— Читаете? — спросил Саша.
— Да, и это из лучшего, что я читал. Но от теории до практики — у меня во всяком случае — большой шаг. Ведь этим надо овладеть практически… реализовать на себе.
— Это священная книга. И что же вы в ней нашли, хотя бы теоретически? — спросил Саша, в какой-то задумчивости, и глаза его вдруг стали совершенно отсутствующими.
— Путь к единству с Богом, обретение вечности…
Саша вдруг возвратился и посмотрел на Виктора.
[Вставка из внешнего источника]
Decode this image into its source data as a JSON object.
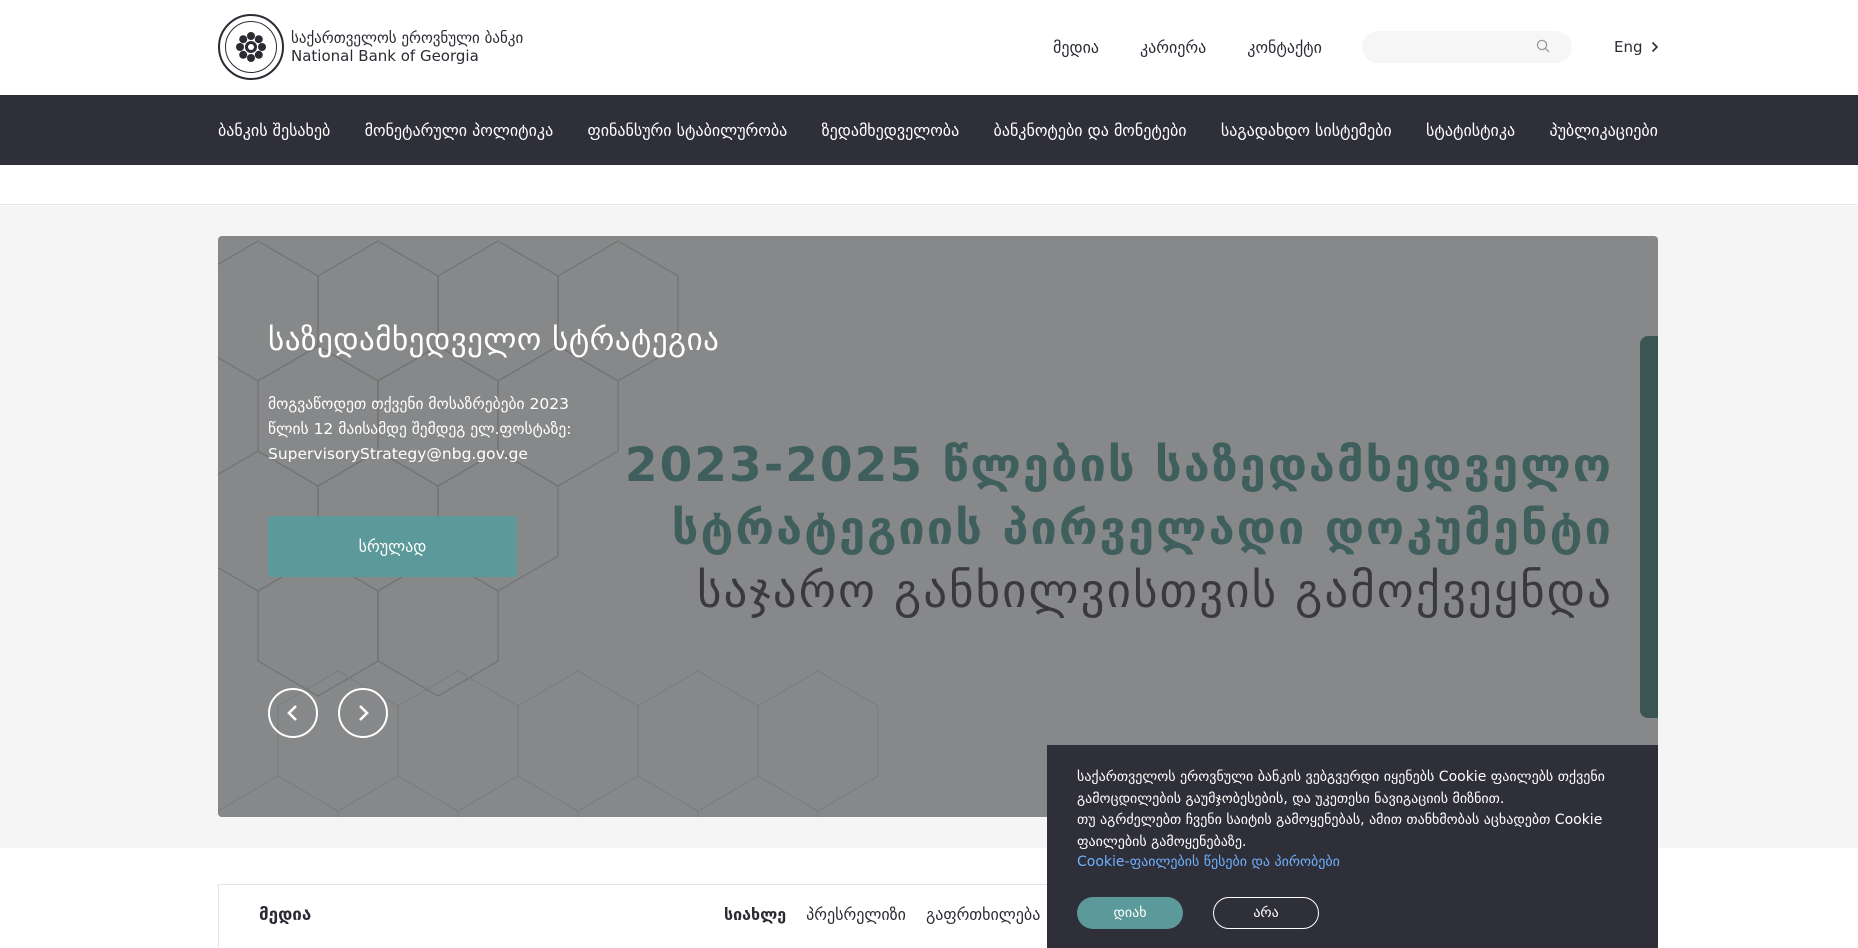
{
  "header": {
    "brand_line1": "საქართველოს ეროვნული ბანკი",
    "brand_line2": "National Bank of Georgia",
    "links": [
      "მედია",
      "კარიერა",
      "კონტაქტი"
    ],
    "search_placeholder": "",
    "language": "Eng"
  },
  "nav": {
    "items": [
      "ბანკის შესახებ",
      "მონეტარული პოლიტიკა",
      "ფინანსური სტაბილურობა",
      "ზედამხედველობა",
      "ბანკნოტები და მონეტები",
      "საგადახდო სისტემები",
      "სტატისტიკა",
      "პუბლიკაციები"
    ]
  },
  "slide": {
    "title": "საზედამხედველო სტრატეგია",
    "text_line1": "მოგვაწოდეთ თქვენი მოსაზრებები 2023",
    "text_line2": "წლის 12 მაისამდე შემდეგ ელ.ფოსტაზე:",
    "text_line3": "SupervisoryStrategy@nbg.gov.ge",
    "button": "სრულად",
    "banner_line1": "2023-2025 წლების საზედამხედველო",
    "banner_line2": "სტრატეგიის პირველადი დოკუმენტი",
    "banner_line3": "საჯარო განხილვისთვის გამოქვეყნდა"
  },
  "media": {
    "title": "მედია",
    "tabs": [
      "სიახლე",
      "პრესრელიზი",
      "გაფრთხილება"
    ]
  },
  "cookie": {
    "line1": "საქართველოს ეროვნული ბანკის ვებგვერდი იყენებს Cookie ფაილებს თქვენი",
    "line2": "გამოცდილების გაუმჯობესების, და უკეთესი ნავიგაციის მიზნით.",
    "line3": "თუ აგრძელებთ ჩვენი საიტის გამოყენებას, ამით თანხმობას აცხადებთ Cookie",
    "line4": "ფაილების გამოყენებაზე.",
    "link": "Cookie-ფაილების წესები და პირობები",
    "accept": "დიახ",
    "decline": "არა"
  },
  "colors": {
    "nav_bg": "#2f2f3a",
    "accent": "#5c999a",
    "slide_bg": "#878889",
    "banner_text": "#3f5f5d",
    "link": "#6fb0ff"
  }
}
— Давайте чайку?… К единству с Богом, так вы сказали. Очень хорошо! Но ведь оно нам в потенции дано, это соответствует внутреннему в нас, отвечает нашему высшему чистому беспредметному состоянию… В сущности, хотя большинство, как слепые в этом плане, это очень просто… Помните Ramana Maharshi, может быть? И как жаль, если вы думаете, что потеряли его, хотя я не могу понять, как такое могло с вами случиться? Тут что-то не то. Может быть, вы и не имели ничего?
— Долго рассказывать.
— Ладно, оставим, — голос Саши был тих, и уходил куда-то вглубь. Слышно было даже тиканье часов на стене. — Но вот один момент. Так ли это запредельно, раз оно нам — в принципе — дано? Но ведь вы, кажется, и не стремитесь к истинно-потустороннему?…Вот эта священная книга, — и Саша взял ее со стола, — одна из величайших Книг, написанных свыше, от Духа… Но главное там, как и в некоторых других подобных книгах, — то, чего там нет. Самое главное находится не в буквах, а между буквами. То, что там есть, в самом тексте — только тело, а не само трансцендентное. Эти книги надо прочесть так, чтобы увидеть в них то, чего в них нет. И ни в каких комментариях, даже самых эзотерических, вы это «то» не найдете. Но если увидите, только тогда вам начнет открываться то, что не содержится ни в религиях, ни даже в высшей восточной метафизике, по крайней мере, в ее «тексте».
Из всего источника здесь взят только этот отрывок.